As growth slows, China's leaders appear to have put economic reform on a back burner. And that presents investors with some interesting opportunities, writes MoneyShow's Jim Jubak, also of Jubak's Picks.
China's leaders have thrown in the towel. Yep, they've decided to go for growth now and let reforms wait.
Remember all that rhetoric about the need to move China's economy away from export-driven growth and toward domestic, consumer-driven growth? Forget it.
Remember the pledges not to repeat the infrastructure and industrial spending that rescued the Chinese and global economies during the financial crisis in 2008? Toss 'em in the trash.
Remember the efforts to dampen-real estate speculation, and to cool China's overheated real-estate sector? Stamp them “rejected.”
A Reaction to Slower Growth
China's leaders have read the official numbers that show China's economy slowed to a 7.6% annual growth rate in the second quarter of 2012.
They've looked at the unofficial numbers—things like electricity consumption—that strongly suggest the official growth numbers are significantly overstated. And they have read the projections from the International Monetary Fund and others that Europe's slowdown will be even more pronounced than expected in the second half of 2012, and the recovery in 2013 anemic.
They've decided that the risk to their control of China is just too great. The implicit bargain between China's leaders and the Chinese population is that the Communist Party will deliver economic growth and a rising standard of living. That remains the government's priority. Reform of the country's economy will just have to wait.
Without fanfare, without any of the hoopla that accompanied the stimulus flood of 2008, without even a clear reversal of former rhetoric, China's leaders have gone back to the tried-and-true playbook. China has once more embarked on an investment-driven, infrastructure-heavy, government-financed effort to stimulate the economy.

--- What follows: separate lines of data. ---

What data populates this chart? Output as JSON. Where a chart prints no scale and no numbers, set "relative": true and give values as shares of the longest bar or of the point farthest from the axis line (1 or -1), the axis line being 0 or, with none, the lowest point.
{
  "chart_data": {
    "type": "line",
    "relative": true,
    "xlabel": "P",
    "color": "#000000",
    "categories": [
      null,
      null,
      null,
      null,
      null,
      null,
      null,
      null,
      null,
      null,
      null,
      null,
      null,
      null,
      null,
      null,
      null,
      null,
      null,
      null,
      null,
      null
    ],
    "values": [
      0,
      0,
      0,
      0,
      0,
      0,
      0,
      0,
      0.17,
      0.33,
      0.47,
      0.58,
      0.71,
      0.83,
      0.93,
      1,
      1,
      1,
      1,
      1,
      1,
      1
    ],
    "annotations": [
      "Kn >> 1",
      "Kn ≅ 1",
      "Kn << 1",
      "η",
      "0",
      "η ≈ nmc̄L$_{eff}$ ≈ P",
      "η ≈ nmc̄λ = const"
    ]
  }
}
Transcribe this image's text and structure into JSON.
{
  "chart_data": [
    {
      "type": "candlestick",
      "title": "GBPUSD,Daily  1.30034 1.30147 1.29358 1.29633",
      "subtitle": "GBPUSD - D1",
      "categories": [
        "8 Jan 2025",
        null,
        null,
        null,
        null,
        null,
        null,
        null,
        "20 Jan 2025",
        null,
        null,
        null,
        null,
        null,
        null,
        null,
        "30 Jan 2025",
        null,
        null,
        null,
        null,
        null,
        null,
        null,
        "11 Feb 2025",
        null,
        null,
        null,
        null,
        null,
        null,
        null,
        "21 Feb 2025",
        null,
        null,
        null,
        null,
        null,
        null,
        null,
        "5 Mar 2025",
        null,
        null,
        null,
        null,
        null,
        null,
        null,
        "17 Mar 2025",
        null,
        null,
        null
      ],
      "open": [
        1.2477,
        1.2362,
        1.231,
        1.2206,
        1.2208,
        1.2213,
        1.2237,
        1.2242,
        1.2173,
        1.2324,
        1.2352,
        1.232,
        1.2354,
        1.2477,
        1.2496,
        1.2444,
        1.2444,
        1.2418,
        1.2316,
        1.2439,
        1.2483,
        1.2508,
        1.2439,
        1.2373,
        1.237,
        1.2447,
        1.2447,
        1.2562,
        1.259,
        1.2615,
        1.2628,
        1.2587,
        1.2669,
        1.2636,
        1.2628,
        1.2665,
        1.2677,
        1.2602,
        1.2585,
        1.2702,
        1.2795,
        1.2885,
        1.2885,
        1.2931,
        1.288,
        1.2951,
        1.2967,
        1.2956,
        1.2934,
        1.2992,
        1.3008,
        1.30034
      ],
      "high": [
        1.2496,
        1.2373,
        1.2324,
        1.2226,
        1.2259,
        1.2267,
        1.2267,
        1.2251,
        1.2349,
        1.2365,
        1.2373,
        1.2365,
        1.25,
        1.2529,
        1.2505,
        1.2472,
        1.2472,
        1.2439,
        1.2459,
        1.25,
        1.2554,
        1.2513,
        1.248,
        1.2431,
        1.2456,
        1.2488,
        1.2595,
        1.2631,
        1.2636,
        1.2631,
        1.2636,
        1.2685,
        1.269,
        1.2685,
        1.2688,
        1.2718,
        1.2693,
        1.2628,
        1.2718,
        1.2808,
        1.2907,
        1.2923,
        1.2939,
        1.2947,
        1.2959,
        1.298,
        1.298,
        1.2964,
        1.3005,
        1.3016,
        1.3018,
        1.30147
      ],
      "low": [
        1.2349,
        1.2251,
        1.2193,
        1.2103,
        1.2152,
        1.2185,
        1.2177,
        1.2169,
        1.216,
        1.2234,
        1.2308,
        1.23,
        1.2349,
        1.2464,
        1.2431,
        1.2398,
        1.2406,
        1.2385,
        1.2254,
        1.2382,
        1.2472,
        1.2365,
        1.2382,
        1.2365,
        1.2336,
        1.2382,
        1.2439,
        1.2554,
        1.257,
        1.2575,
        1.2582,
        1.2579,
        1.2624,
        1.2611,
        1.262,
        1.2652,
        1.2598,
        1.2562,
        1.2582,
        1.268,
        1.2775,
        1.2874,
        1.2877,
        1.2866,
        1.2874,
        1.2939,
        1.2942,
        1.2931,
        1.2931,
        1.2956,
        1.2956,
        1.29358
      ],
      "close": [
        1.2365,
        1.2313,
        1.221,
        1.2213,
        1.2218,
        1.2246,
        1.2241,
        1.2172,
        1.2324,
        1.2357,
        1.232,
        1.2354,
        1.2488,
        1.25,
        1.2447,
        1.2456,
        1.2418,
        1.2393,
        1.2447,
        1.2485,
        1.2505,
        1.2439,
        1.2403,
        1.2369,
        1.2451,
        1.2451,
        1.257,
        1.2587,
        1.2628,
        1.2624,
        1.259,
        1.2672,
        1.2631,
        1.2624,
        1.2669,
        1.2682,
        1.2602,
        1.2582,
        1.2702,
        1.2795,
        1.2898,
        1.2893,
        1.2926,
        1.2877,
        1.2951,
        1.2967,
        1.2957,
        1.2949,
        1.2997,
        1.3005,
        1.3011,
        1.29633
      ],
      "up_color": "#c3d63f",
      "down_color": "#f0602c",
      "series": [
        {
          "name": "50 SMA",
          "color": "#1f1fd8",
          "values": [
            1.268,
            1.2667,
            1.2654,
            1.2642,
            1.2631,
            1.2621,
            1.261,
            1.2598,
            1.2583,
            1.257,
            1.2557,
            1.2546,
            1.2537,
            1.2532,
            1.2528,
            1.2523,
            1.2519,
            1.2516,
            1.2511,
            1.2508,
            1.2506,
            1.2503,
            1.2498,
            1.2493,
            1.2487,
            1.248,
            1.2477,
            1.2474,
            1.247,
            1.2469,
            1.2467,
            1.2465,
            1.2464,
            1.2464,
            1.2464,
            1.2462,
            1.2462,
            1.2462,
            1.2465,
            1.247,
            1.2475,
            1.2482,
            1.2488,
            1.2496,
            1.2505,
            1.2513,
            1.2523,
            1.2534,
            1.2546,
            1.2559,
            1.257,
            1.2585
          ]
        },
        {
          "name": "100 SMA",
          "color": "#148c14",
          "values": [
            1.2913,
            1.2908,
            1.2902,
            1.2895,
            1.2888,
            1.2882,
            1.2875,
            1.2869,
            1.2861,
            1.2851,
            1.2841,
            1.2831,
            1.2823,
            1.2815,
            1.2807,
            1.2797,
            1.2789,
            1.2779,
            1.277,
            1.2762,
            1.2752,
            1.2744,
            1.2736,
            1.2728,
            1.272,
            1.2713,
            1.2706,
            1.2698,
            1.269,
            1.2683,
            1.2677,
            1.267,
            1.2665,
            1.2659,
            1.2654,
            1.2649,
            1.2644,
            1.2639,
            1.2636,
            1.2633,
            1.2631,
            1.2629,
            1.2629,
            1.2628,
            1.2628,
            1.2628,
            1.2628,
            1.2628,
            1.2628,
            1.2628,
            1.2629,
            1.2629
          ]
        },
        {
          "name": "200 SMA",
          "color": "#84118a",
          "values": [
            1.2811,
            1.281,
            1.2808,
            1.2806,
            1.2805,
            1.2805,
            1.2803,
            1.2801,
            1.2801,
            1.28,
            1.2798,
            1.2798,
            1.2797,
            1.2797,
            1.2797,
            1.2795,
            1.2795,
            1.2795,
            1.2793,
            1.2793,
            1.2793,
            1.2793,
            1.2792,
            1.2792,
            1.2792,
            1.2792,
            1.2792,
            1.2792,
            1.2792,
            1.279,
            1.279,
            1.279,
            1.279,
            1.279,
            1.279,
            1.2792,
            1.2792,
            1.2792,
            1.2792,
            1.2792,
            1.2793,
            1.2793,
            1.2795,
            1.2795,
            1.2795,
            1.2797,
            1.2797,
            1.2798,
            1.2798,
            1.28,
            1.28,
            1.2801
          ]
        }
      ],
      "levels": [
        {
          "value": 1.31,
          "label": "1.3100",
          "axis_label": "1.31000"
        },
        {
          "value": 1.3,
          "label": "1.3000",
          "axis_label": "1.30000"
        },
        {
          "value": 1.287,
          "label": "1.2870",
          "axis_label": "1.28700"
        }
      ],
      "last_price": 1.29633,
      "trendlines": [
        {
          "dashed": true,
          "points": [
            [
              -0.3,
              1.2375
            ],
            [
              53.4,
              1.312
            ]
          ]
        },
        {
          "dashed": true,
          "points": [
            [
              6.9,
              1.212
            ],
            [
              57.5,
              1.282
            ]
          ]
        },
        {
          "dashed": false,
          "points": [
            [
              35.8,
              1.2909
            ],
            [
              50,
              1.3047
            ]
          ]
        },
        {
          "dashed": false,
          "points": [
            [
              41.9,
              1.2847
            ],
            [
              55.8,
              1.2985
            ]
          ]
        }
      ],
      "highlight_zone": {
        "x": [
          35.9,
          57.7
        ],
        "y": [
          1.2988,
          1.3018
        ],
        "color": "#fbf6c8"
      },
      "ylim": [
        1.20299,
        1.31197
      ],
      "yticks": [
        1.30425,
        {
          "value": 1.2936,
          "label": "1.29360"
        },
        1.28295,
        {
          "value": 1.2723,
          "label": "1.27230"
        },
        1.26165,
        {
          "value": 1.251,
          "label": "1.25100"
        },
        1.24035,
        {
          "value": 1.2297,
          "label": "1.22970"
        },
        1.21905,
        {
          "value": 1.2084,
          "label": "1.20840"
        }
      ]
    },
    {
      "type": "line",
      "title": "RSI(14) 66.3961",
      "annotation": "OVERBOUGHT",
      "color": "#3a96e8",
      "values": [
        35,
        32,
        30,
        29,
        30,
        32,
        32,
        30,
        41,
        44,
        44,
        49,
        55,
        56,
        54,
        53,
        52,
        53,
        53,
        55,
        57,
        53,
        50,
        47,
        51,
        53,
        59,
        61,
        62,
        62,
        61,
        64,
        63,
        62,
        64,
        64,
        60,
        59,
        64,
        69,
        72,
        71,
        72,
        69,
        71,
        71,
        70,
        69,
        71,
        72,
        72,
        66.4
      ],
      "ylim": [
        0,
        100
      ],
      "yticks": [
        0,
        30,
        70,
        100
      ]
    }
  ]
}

In the short run, I think it will work. Growth will rebound in China, and that will push growth higher in the global economy, too.
In the long run, though, it will leave in place all the inefficiencies and misallocations that the now-abandoned program of reform was supposed to address. The fix has been put off to another day.
China is hoping that the problems won't be much worse by the time it is ready to deal with them. But I think down the road, it will be just that much harder for China to tackle its fundamental economic problems, from a crony-favoring banking system to zombie state-owned enterprises.
Reading the Tea Leaves
What has happened in the last few weeks to convince me that China has made this huge shift in policy—without a major policy announcement? Take a look at two important indicators: airports and railroads.
On July 12, the Web site of China's State Council reported that China will increase spending on construction of airports and other air-travel infrastructure. The statement was the second recent official notice of the government's intention to increase spending on air-travel infrastructure.
On June 11, the head of China's Civil Aviation Administration, Li Jiaxiang, told the online version of the People's Daily that China's major airports are now running at full capacity, and that China will build 70 new airports and renovate or expand 100 existing airports. That's a big increase from the plans for 45 new airports within five years announced in 2011.
On July 17, a document posted on the Web site of the National Development and Reform Commission's Anhui office reported that the government had increased its investment goals for China's railroad system by 9% from the previous 411.3 billion yuan ($64.5 billion) total. Full-year spending will climb to 448.3 billion yuan. That would require about 300 billion yuan of investment in the second half of 2012, up from 148.7 billion yuan in the first half of the year.
I think this expansion in railroad spending takes an ax to the argument that China wouldn't be able to pursue a 2008-style stimulus package because the country's banks, local governments, and government ministries have taken on too much debt.
The new railroad spending total was preceded by a huge increase in the debt ceiling at China's deeply indebted Ministry of Railways. In February, the Ministry of Railways was brushing up against a ceiling that limited its debt to 40% of its assets. That limit would have allowed the ministry to issue just $2.1 billion more in bonds.
But on May 29, the State Council approved a proposal by the National Development and Reform Commission to increase the debt limit to 100% of the Railway Ministry's assets from the previous 40%.
It sure doesn't look to me as if the debt already on China's books will keep it from being able to stimulate its economy the way it did in 2008.